Nivea accused of racist advert after showing product lightening black skin
Moisturiser brand Nivea has been criticised for an advert promising one of its products will lighten black skin.
The advert is targeted at women in Africa, where skin lightening and bleaching is common.
Fuse ODG, Radio 1's A.Dot and Munroe Bergdorf are among those to voice anger on social media.
In the advert a black woman is seen applying Nivea's Natural Fairness cream to her body.
A voiceover says that she hopes the cream will "restore" her skin to its natural fairness.
The woman is then complimented by a man for having beautiful skin.
Munroe Bergdorf, who was recently sacked from a L'Oreal campaign after comments she made on social media about racism says the Nivea advert "plays into the racist narrative so prevalent in the beauty industry."
"Advertisers have the power to change this narrative, but campaign after campaign we see it being used worldwide," she wrote in an Instagram post.
"Making money out of making people hate themselves is never acceptable. Whitening and lightening creams are not only physically damaging, but also ethically wrong.
"Empowerment is not too much to ask for. All black skin is beautiful, no exceptions.
"Celebrate us as we are instead of asking us to adhere to unattainable and racist ideals."
A spokesperson from Beiersdorf AG (the company that makes Nivea products) tells Newsbeat the company "recognises" the concerns raised.
"We take them very seriously.
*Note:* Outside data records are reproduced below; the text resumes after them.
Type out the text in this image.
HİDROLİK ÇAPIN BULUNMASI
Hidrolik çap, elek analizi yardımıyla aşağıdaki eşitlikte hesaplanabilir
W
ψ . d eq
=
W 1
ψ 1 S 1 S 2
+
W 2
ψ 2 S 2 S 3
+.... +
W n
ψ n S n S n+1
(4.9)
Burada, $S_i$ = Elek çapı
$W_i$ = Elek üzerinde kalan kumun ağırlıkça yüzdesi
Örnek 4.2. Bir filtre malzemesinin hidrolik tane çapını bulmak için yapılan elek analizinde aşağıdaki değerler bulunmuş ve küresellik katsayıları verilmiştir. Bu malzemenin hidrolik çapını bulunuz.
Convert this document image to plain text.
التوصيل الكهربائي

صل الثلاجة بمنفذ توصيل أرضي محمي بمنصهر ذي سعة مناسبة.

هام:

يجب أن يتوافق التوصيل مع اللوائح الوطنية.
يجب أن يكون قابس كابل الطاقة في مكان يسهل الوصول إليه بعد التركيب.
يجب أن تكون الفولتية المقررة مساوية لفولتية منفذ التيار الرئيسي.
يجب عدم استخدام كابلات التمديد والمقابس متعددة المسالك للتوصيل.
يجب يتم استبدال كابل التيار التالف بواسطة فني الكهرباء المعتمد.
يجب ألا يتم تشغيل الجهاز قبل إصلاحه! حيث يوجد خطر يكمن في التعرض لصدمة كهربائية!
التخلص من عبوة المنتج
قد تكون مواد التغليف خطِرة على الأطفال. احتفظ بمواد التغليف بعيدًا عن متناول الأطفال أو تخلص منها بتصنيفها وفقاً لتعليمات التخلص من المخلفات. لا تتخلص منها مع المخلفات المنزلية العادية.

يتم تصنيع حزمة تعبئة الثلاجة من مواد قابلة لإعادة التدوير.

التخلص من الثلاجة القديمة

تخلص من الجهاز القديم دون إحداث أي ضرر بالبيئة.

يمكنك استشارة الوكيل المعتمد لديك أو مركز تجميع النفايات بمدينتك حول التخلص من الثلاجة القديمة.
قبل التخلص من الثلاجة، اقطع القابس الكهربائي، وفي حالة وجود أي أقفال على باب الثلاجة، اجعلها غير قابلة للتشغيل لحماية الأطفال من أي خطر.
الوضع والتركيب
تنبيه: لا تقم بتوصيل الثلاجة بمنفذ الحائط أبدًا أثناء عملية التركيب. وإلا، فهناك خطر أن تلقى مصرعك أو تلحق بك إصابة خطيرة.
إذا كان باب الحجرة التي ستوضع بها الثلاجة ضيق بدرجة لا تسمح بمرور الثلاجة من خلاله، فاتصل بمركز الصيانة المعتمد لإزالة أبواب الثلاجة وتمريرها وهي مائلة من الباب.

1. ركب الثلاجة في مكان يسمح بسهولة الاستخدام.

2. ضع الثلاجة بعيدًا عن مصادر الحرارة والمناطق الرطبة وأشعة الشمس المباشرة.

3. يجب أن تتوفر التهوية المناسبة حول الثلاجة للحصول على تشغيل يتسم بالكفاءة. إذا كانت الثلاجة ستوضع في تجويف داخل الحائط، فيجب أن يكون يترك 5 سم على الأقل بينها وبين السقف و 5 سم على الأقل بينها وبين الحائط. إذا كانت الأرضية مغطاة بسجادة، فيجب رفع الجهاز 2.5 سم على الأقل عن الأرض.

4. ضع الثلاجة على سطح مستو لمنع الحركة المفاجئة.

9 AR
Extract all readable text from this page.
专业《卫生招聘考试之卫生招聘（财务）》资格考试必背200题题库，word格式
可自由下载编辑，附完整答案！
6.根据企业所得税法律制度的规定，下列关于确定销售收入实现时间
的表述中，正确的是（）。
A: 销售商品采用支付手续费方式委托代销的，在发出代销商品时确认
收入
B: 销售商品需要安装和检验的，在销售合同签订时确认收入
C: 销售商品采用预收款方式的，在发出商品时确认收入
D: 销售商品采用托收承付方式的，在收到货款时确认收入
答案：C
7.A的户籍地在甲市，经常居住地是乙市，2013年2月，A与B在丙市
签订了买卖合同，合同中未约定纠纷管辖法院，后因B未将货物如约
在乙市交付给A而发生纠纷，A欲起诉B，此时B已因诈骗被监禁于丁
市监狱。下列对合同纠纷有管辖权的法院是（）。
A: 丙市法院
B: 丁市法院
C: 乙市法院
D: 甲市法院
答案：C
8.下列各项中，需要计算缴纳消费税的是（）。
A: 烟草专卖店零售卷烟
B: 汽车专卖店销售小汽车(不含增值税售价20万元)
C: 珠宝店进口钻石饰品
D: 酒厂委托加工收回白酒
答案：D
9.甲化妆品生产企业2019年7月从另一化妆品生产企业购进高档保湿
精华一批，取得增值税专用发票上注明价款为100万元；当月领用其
Our intention is never to offend our consumers," they say.
However, they also say they are committed to "diverse skin care needs of our consumers around the world."
"We acknowledge every consumer's right to choose products according to their personal preferences, and we are guided by that to provide them with high-quality skin care product choices."
The upset over this advert comes just weeks after cosmetics firm Dove was also accused of racism in an advert which featured women changing race from black to white to Asian.
However, the model in the centre of the Dove controversy, Lola Ogunyemi, says that advert was intended to represent diversity.